Monday, August 31, 2009

Straight out of an episode of Dirty Jobs

Sunday morning I awoke to "Mom, the toilets not working right because there is water coming out".
Ughh...not what I want to hear at any point, especially prior to 8am. And definitely especially since I knew that "someone" (although they were all 'not me') took the plunger outside last week for who knows what. I'm sure it made a cool play weapon, or javelin, or something. But it got left outside and the guy who mows our lawn must be blind because he didn't see the bright yellow handle and mowed it over. The plunger was ripped in two while the handle was made into nice chunky yellow plastic mulch in the yard.



So Most Wonderful Husband in the World goes to get the plumbing snake. I told him I had a sneaking suspicion the missing towel hooks were down there. We had 4 of those 3M brand plastic hooks stuck to the wall, and at some point last week 3 of them disappeared. Brother Bear said Carebear threw them in the potty, but I was sure he was wrong. Was- now at 8am I am sure he was right.

He retrieves a matchbox car, a nail polish bottle and small Thomas the Tank Engine train. No joke.

Yet it still won't flush. Life being what it is, he actually had a crisis to handle at work and had to go into the office yesterday. So later in the afternoon, I had to work at the toilet some more, to no avail. I had two options- call a plumber or buy a power auger. Neither of which I had the money for at the moment. So a third option presented itself- the shop vac.

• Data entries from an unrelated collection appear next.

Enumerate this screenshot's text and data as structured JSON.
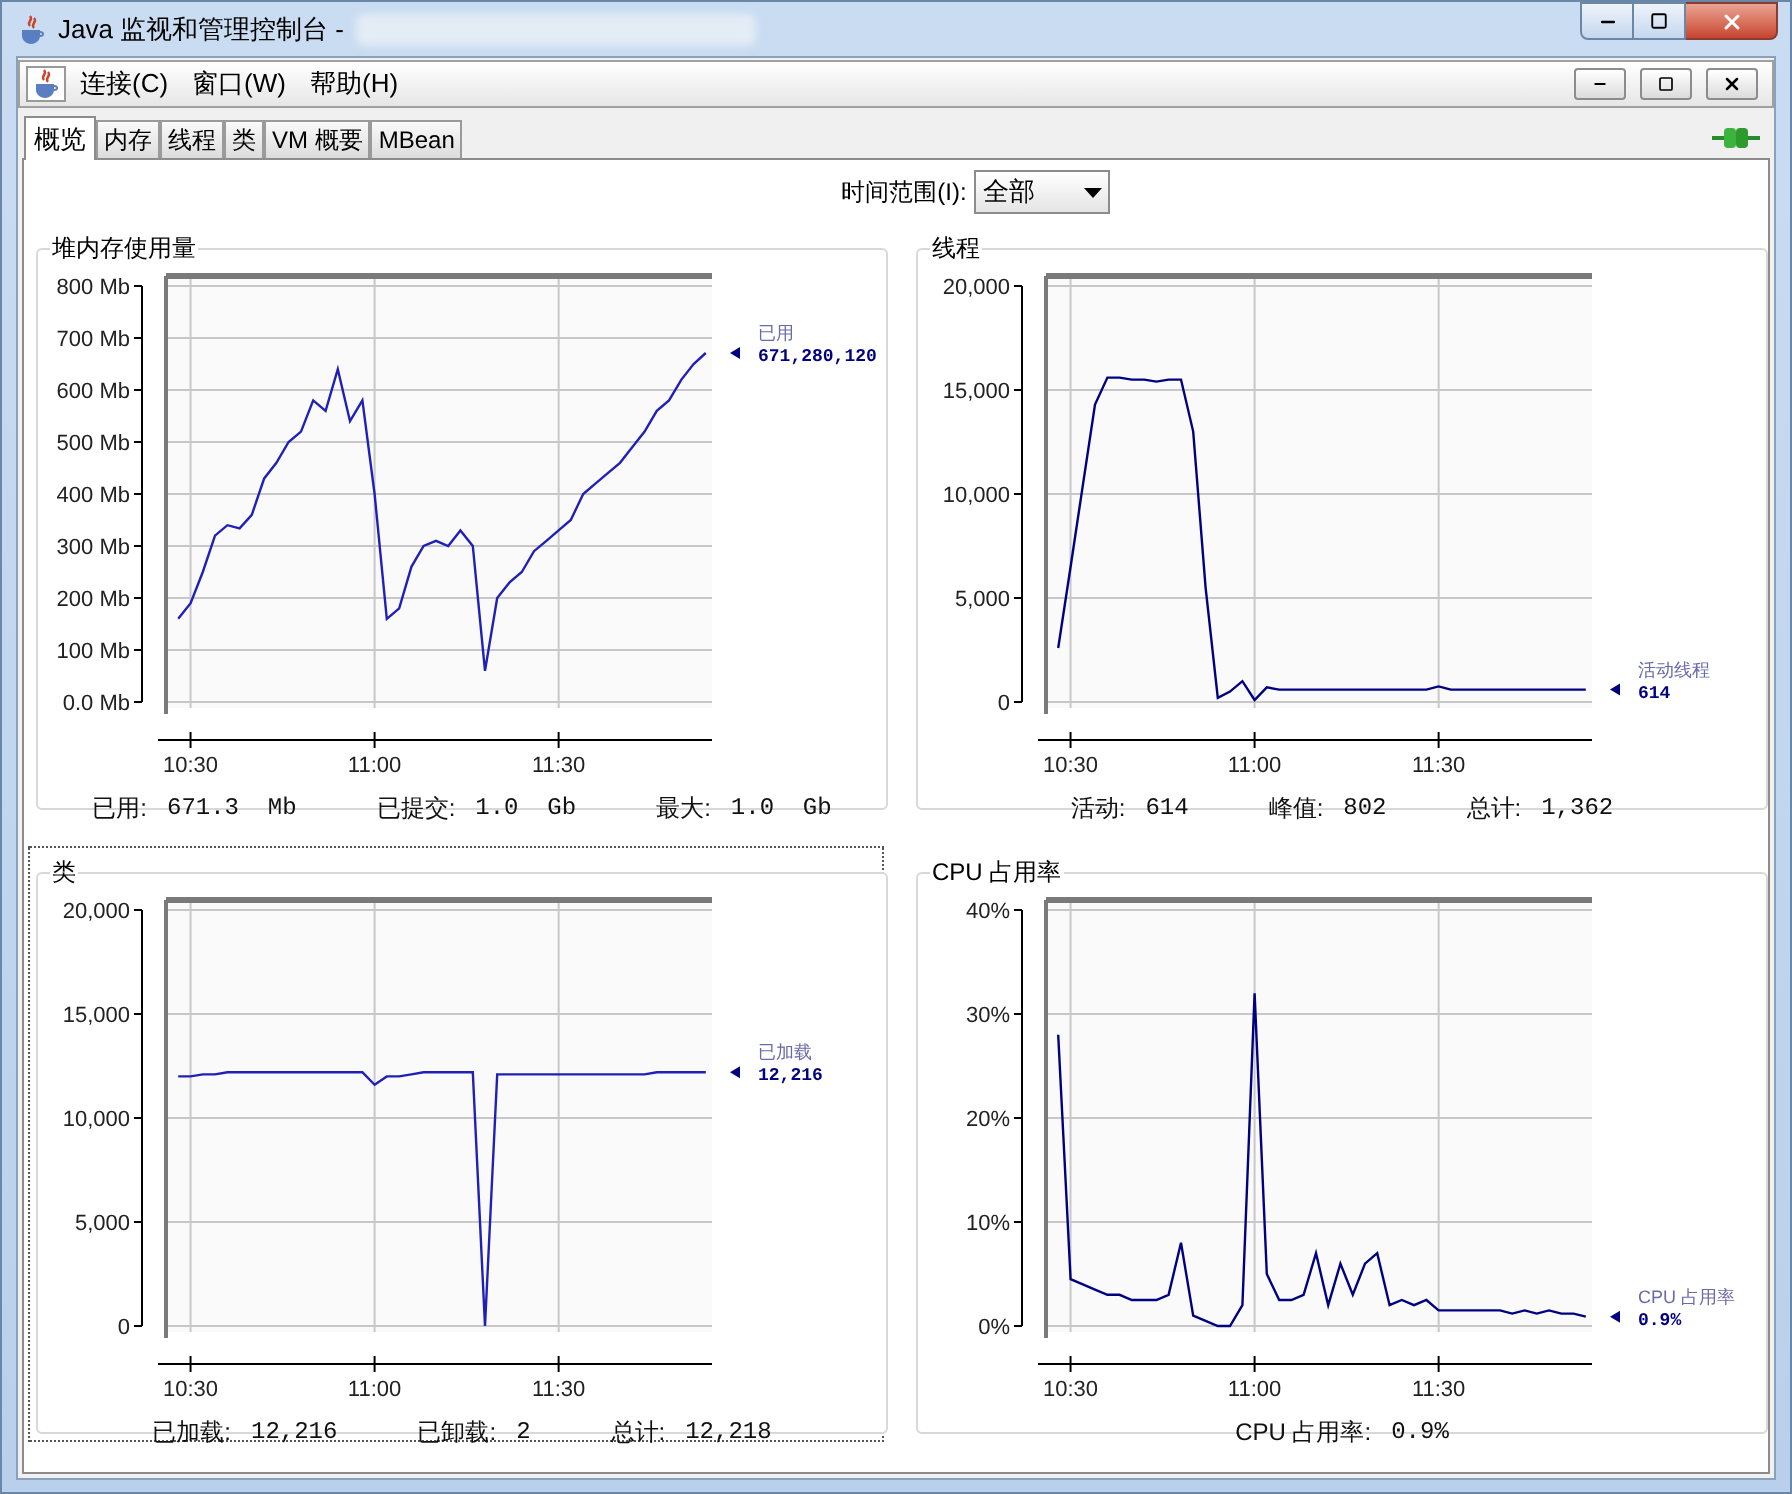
{
  "window": {
    "title": "Java 监视和管理控制台 -"
  },
  "menu": [
    {
      "label": "连接(C)"
    },
    {
      "label": "窗口(W)"
    },
    {
      "label": "帮助(H)"
    }
  ],
  "tabs": [
    {
      "label": "概览",
      "selected": true
    },
    {
      "label": "内存",
      "selected": false
    },
    {
      "label": "线程",
      "selected": false
    },
    {
      "label": "类",
      "selected": false
    },
    {
      "label": "VM 概要",
      "selected": false
    },
    {
      "label": "MBean",
      "selected": false
    }
  ],
  "time_range": {
    "label": "时间范围(I):",
    "value": "全部"
  },
  "panels": [
    {
      "title": "堆内存使用量",
      "focused": false,
      "legend_value": "671,280,120",
      "stats": [
        {
          "label": "已用:",
          "value": "671.3  Mb"
        },
        {
          "label": "已提交:",
          "value": "1.0  Gb"
        },
        {
          "label": "最大:",
          "value": "1.0  Gb"
        }
      ],
      "chart_data": {
        "type": "line",
        "categories": [
          null,
          "10:30",
          null,
          null,
          null,
          null,
          null,
          null,
          null,
          null,
          null,
          null,
          null,
          null,
          null,
          null,
          "11:00",
          null,
          null,
          null,
          null,
          null,
          null,
          null,
          null,
          null,
          null,
          null,
          null,
          null,
          null,
          "11:30",
          null,
          null,
          null,
          null,
          null,
          null,
          null,
          null,
          null,
          null,
          null,
          null
        ],
        "series": [
          {
            "name": "已用",
            "color": "#2020b8",
            "values": [
              160,
              190,
              250,
              320,
              340,
              334,
              360,
              430,
              460,
              500,
              520,
              580,
              560,
              640,
              540,
              580,
              400,
              160,
              180,
              260,
              300,
              310,
              300,
              330,
              300,
              60,
              200,
              230,
              250,
              290,
              310,
              330,
              350,
              400,
              420,
              440,
              460,
              490,
              520,
              560,
              580,
              620,
              650,
              671
            ]
          }
        ],
        "grid": true,
        "ylim": [
          0,
          800
        ],
        "yticks": [
          {
            "value": 0,
            "label": "0.0 Mb"
          },
          {
            "value": 100,
            "label": "100 Mb"
          },
          {
            "value": 200,
            "label": "200 Mb"
          },
          {
            "value": 300,
            "label": "300 Mb"
          },
          {
            "value": 400,
            "label": "400 Mb"
          },
          {
            "value": 500,
            "label": "500 Mb"
          },
          {
            "value": 600,
            "label": "600 Mb"
          },
          {
            "value": 700,
            "label": "700 Mb"
          },
          {
            "value": 800,
            "label": "800 Mb"
          }
        ]
      }
    },
    {
      "title": "线程",
      "focused": false,
      "legend_value": "614",
      "stats": [
        {
          "label": "活动:",
          "value": "614"
        },
        {
          "label": "峰值:",
          "value": "802"
        },
        {
          "label": "总计:",
          "value": "1,362"
        }
      ],
      "chart_data": {
        "type": "line",
        "categories": [
          null,
          "10:30",
          null,
          null,
          null,
          null,
          null,
          null,
          null,
          null,
          null,
          null,
          null,
          null,
          null,
          null,
          "11:00",
          null,
          null,
          null,
          null,
          null,
          null,
          null,
          null,
          null,
          null,
          null,
          null,
          null,
          null,
          "11:30",
          null,
          null,
          null,
          null,
          null,
          null,
          null,
          null,
          null,
          null,
          null,
          null
        ],
        "series": [
          {
            "name": "活动线程",
            "color": "#000080",
            "values": [
              2600,
              6500,
              10400,
              14300,
              15600,
              15600,
              15500,
              15500,
              15400,
              15500,
              15500,
              13000,
              5500,
              200,
              500,
              1000,
              100,
              700,
              600,
              600,
              600,
              600,
              600,
              600,
              600,
              600,
              600,
              600,
              600,
              600,
              600,
              750,
              600,
              600,
              600,
              600,
              600,
              600,
              600,
              600,
              600,
              600,
              600,
              600
            ]
          }
        ],
        "grid": true,
        "ylim": [
          0,
          20000
        ],
        "yticks": [
          {
            "value": 0,
            "label": "0"
          },
          {
            "value": 5000,
            "label": "5,000"
          },
          {
            "value": 10000,
            "label": "10,000"
          },
          {
            "value": 15000,
            "label": "15,000"
          },
          {
            "value": 20000,
            "label": "20,000"
          }
        ]
      }
    },
    {
      "title": "类",
      "focused": true,
      "legend_value": "12,216",
      "stats": [
        {
          "label": "已加载:",
          "value": "12,216"
        },
        {
          "label": "已卸载:",
          "value": "2"
        },
        {
          "label": "总计:",
          "value": "12,218"
        }
      ],
      "chart_data": {
        "type": "line",
        "categories": [
          null,
          "10:30",
          null,
          null,
          null,
          null,
          null,
          null,
          null,
          null,
          null,
          null,
          null,
          null,
          null,
          null,
          "11:00",
          null,
          null,
          null,
          null,
          null,
          null,
          null,
          null,
          null,
          null,
          null,
          null,
          null,
          null,
          "11:30",
          null,
          null,
          null,
          null,
          null,
          null,
          null,
          null,
          null,
          null,
          null,
          null
        ],
        "series": [
          {
            "name": "已加载",
            "color": "#2020b8",
            "values": [
              12000,
              12000,
              12100,
              12100,
              12200,
              12200,
              12200,
              12200,
              12200,
              12200,
              12200,
              12200,
              12200,
              12200,
              12200,
              12200,
              11600,
              12000,
              12000,
              12100,
              12200,
              12200,
              12200,
              12200,
              12200,
              0,
              12100,
              12100,
              12100,
              12100,
              12100,
              12100,
              12100,
              12100,
              12100,
              12100,
              12100,
              12100,
              12100,
              12200,
              12200,
              12200,
              12200,
              12200
            ]
          }
        ],
        "grid": true,
        "ylim": [
          0,
          20000
        ],
        "yticks": [
          {
            "value": 0,
            "label": "0"
          },
          {
            "value": 5000,
            "label": "5,000"
          },
          {
            "value": 10000,
            "label": "10,000"
          },
          {
            "value": 15000,
            "label": "15,000"
          },
          {
            "value": 20000,
            "label": "20,000"
          }
        ]
      }
    },
    {
      "title": "CPU 占用率",
      "focused": false,
      "legend_value": "0.9%",
      "stats": [
        {
          "label": "CPU 占用率:",
          "value": "0.9%"
        }
      ],
      "chart_data": {
        "type": "line",
        "categories": [
          null,
          "10:30",
          null,
          null,
          null,
          null,
          null,
          null,
          null,
          null,
          null,
          null,
          null,
          null,
          null,
          null,
          "11:00",
          null,
          null,
          null,
          null,
          null,
          null,
          null,
          null,
          null,
          null,
          null,
          null,
          null,
          null,
          "11:30",
          null,
          null,
          null,
          null,
          null,
          null,
          null,
          null,
          null,
          null,
          null,
          null
        ],
        "series": [
          {
            "name": "CPU 占用率",
            "color": "#000080",
            "values": [
              28,
              4.5,
              4,
              3.5,
              3,
              3,
              2.5,
              2.5,
              2.5,
              3,
              8,
              1,
              0.5,
              0,
              0,
              2,
              32,
              5,
              2.5,
              2.5,
              3,
              7,
              2,
              6,
              3,
              6,
              7,
              2,
              2.5,
              2,
              2.5,
              1.5,
              1.5,
              1.5,
              1.5,
              1.5,
              1.5,
              1.2,
              1.5,
              1.2,
              1.5,
              1.2,
              1.2,
              0.9
            ]
          }
        ],
        "grid": true,
        "ylim": [
          0,
          40
        ],
        "yticks": [
          {
            "value": 0,
            "label": "0%"
          },
          {
            "value": 10,
            "label": "10%"
          },
          {
            "value": 20,
            "label": "20%"
          },
          {
            "value": 30,
            "label": "30%"
          },
          {
            "value": 40,
            "label": "40%"
          }
        ]
      }
    }
  ]
}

So I trepidatiously sucked the water out of the toilet, and as the water level dropped really low I held my breath and said "please work". I imagined something going horribly wrong and a plumber having to come out anyways and I would surely be the laugh of the month or the inspiration for the $50 prize for funniest story in some Plumber's Monthly magazine. Well- let me tell you how horrible the house smelled. I know I know- sewer gasses and all, what else did I expect? I knew it would smell but I didn't expect it to permeate the whole house instantly. Experimental Child immediately ran around and sprayed air freshner and lit a few candles. I told him to open a few windows. Brother Bear was gagging- I told him to go outside. Of course, so was I but I couldn't go anywhere. When it appeared the toilet was draining and flushing properly I was faced with a new problem. What the HECK do I do with the contents of the shop vac??? I carefully poured them back down the toilet making sure anything heavy stayed at the bottom of the vac so I didn't just re-clog the toilet. That all done- all that was left to do was mop the floor with bleach, wash the towels that had been used to sop up the overflowing water and oh yeah, wash out the shop vac in the front yard with a hose and hope. to. God. the neighbors didn't notice the smell coming from it. And of course- take a shower. Because even though I don't think I got dirty, boy did I feel it.

Oh- and the 3 plastic towel hooks. Still missing.